At first glance, Ruben Östlund’s The Square appears solely to be a satirical look at an art world off the rails. Yet the film is interested in a broader social critique; we ourselves are not exempt from contributing to the insane ongoings of the fictional X-Royal Museum in Sweden.
Winner of the Palme d’Or at the 2017 Cannes Film Festival, The Square has no shortage of overblown on-screen ridiculousness, from painting chimpanzees to palace raves, but we recognize realities of the contemporary art world and its penchant for elitism within it.
Direct parallels can be seen between events at the X-Royal and those in real-world art spaces. Security personnel watch museum visitors give galleries barely a second of their attention, and a millennial duo from an outside marketing agency infuriate with their self-assurance. Museum events drip in inscrutable art-world language, and a custodian casually vacuums up an installation made up of gravel mounds.
Through his provocative live performance, “The Jungle,” the artist Oleg—brilliantly played in all his discomforting glory by a bare-chested, crawling Terry Notary—runs through a grand dinner gala attacking event attendees. The limits of violence that we are trained to transform and accept in the name of art are tested here.

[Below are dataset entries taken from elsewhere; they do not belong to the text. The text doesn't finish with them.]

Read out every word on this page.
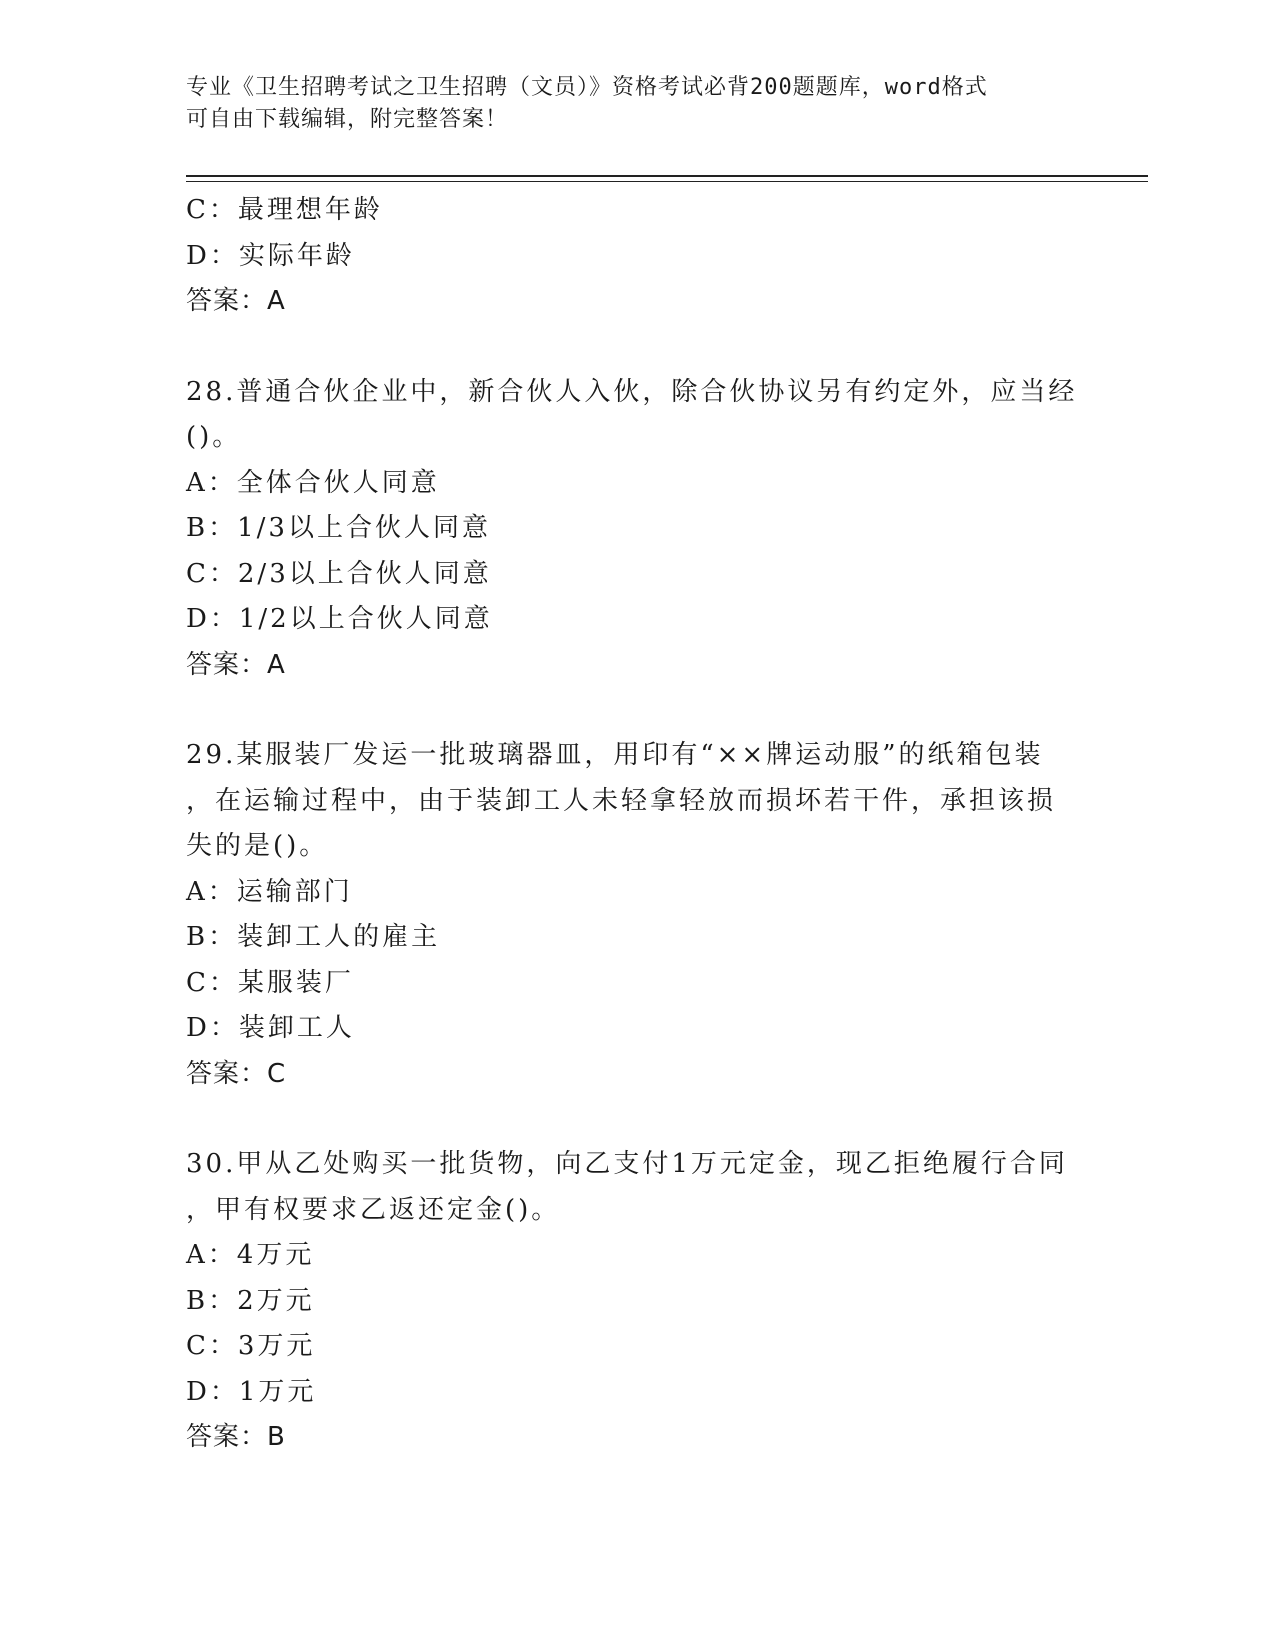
专业《卫生招聘考试之卫生招聘（文员）》资格考试必背200题题库，word格式
可自由下载编辑，附完整答案！
C：最理想年龄
D：实际年龄
答案：A
28.普通合伙企业中，新合伙人入伙，除合伙协议另有约定外，应当经
()。
A：全体合伙人同意
B：1/3以上合伙人同意
C：2/3以上合伙人同意
D：1/2以上合伙人同意
答案：A
29.某服装厂发运一批玻璃器皿，用印有“××牌运动服”的纸箱包装
，在运输过程中，由于装卸工人未轻拿轻放而损坏若干件，承担该损
失的是()。
A：运输部门
B：装卸工人的雇主
C：某服装厂
D：装卸工人
答案：C
30.甲从乙处购买一批货物，向乙支付1万元定金，现乙拒绝履行合同
，甲有权要求乙返还定金()。
A：4万元
B：2万元
C：3万元
D：1万元
答案：B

In Claes Bang’s performance as the suave X-Royal curator Christian Nielsen, we see the larger questions that Östlund raises about the art world and its detachment from reality. The film regularly spotlights this character’s interactions with disenfranchised members of Swedish society, specifically beggars and panhandlers. As the film shifts between the cash-flush private museum and the outside world, the curator struggles to balance these unwelcome interruptions to his work and family lives.
Though The Square might let on as a film centered solely on bashing indulgent art-world practices, its commentary extends far beyond to implicate members of any audience.